Aim: The relationship between salivary IgA secretion rate and upper respiratory tract infection (URTI) was studied in 155 ultramarathoners (126 males, 29 females, mean age 46.5+/-0.7 y) who had qualified to run the 160-km 2003 Western States Endurance Run.
Methods: Subjects provided saliva samples during registration, held the morning before the race, and within 5-10 minutes postrace (mean race time, 26.2+/-0.3 h). Unstimulated saliva was collected by expectoration for 4 minutes into 15-mL plastic, sterilized vials. Runners finishing the race and providing pre- and postrace saliva samples (n=106) turned in a health log specifying URTI episodes and severity of symptoms for the 2-week period following the race.

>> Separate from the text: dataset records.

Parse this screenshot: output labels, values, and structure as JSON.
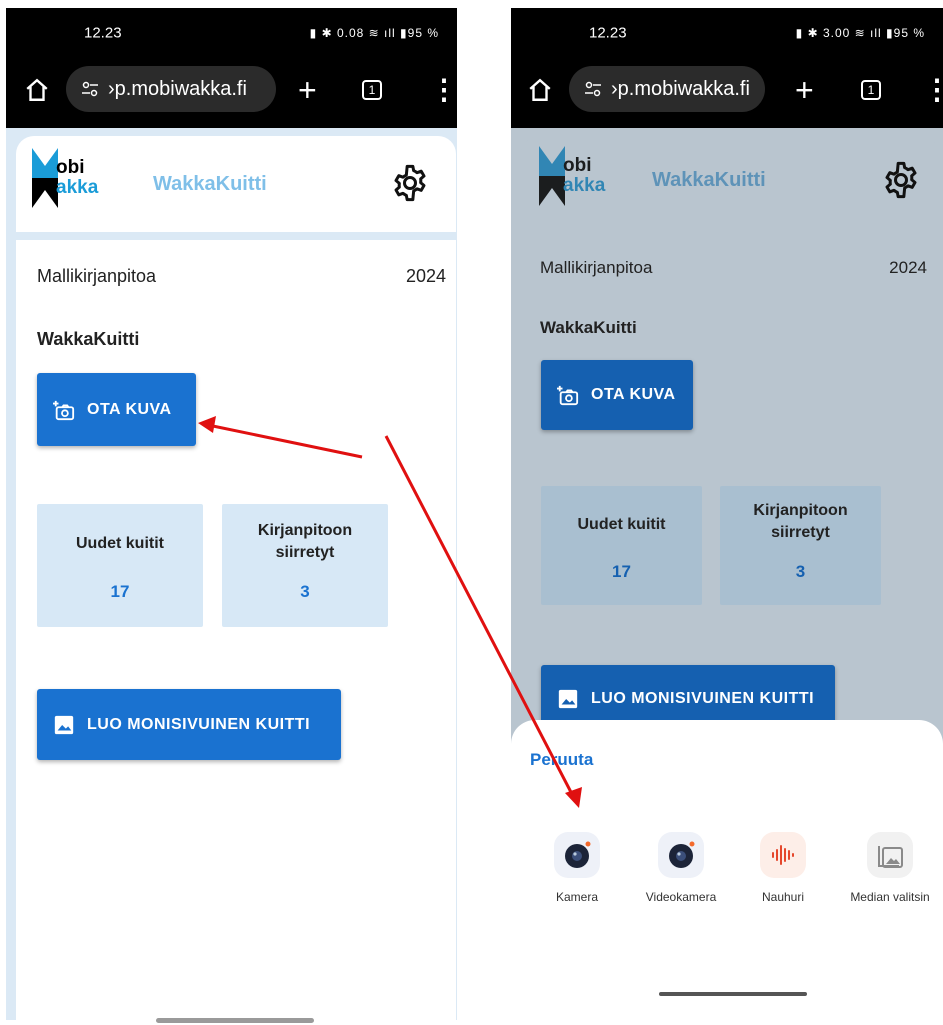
{
  "left": {
    "status": {
      "time": "12.23",
      "icons": "▮ ✱ 0.08 ≋ ıll ▮95 %"
    },
    "browser": {
      "url": "›p.mobiwakka.fi",
      "tab_count": "1"
    },
    "header": {
      "logo_top": "obi",
      "logo_bottom": "akka",
      "title": "WakkaKuitti"
    },
    "company": "Mallikirjanpitoa",
    "year": "2024",
    "section_title": "WakkaKuitti",
    "take_photo_label": "OTA KUVA",
    "stats": [
      {
        "label": "Uudet kuitit",
        "value": "17"
      },
      {
        "label": "Kirjanpitoon siirretyt",
        "value": "3"
      }
    ],
    "multipage_label": "LUO MONISIVUINEN KUITTI"
  },
  "right": {
    "status": {
      "time": "12.23",
      "icons": "▮ ✱ 3.00 ≋ ıll ▮95 %"
    },
    "browser": {
      "url": "›p.mobiwakka.fi",
      "tab_count": "1"
    },
    "header": {
      "logo_top": "obi",
      "logo_bottom": "akka",
      "title": "WakkaKuitti"
    },
    "company": "Mallikirjanpitoa",
    "year": "2024",
    "section_title": "WakkaKuitti",
    "take_photo_label": "OTA KUVA",
    "stats": [
      {
        "label": "Uudet kuitit",
        "value": "17"
      },
      {
        "label": "Kirjanpitoon siirretyt",
        "value": "3"
      }
    ],
    "multipage_label": "LUO MONISIVUINEN KUITTI",
    "sheet": {
      "cancel_label": "Peruuta",
      "apps": [
        {
          "name": "Kamera",
          "icon": "camera-icon"
        },
        {
          "name": "Videokamera",
          "icon": "video-camera-icon"
        },
        {
          "name": "Nauhuri",
          "icon": "voice-recorder-icon"
        },
        {
          "name": "Median valitsin",
          "icon": "media-picker-icon"
        }
      ]
    }
  },
  "colors": {
    "primary": "#1a72d0",
    "stat_bg": "#d7e8f6",
    "brand_light": "#7fbfe8",
    "arrow": "#e01010"
  }
}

Results: The total volume of saliva that the runners was able to expectorate during sample collection decreased 51% postrace compared to prerace values (P<0.001). Saliva protein concentration increased 20% (P<0.001) while the saliva protein IgA concentration decreased 10% (P<0.05). Salivary IgA secretion rate decreased 46% when comparing pre- to postrace values (P<0.001). Twenty-four percent of the runners finishing the race and providing salivary samples reported an URTI episode lasting 2 days or longer during the 2-week period following the race (mean number of days with symptoms was 5.4+/-0.6 days). The decrease in salivary IgA secretion rate (pre- to postrace) was 53% greater in the 25 runners reporting URTI (-355+/-45 microg/min) compared to the 81 runners not reporting URTI (-232+/-37 microg/min), (P=0.04).
Conclusions: In summary, nearly 1 in 4 runners reported an URTI episode during the 2-week period following a 160-km race, and the decrease in salivary IgA secretion rate was significantly greater in these runners compared to those not reporting URTI.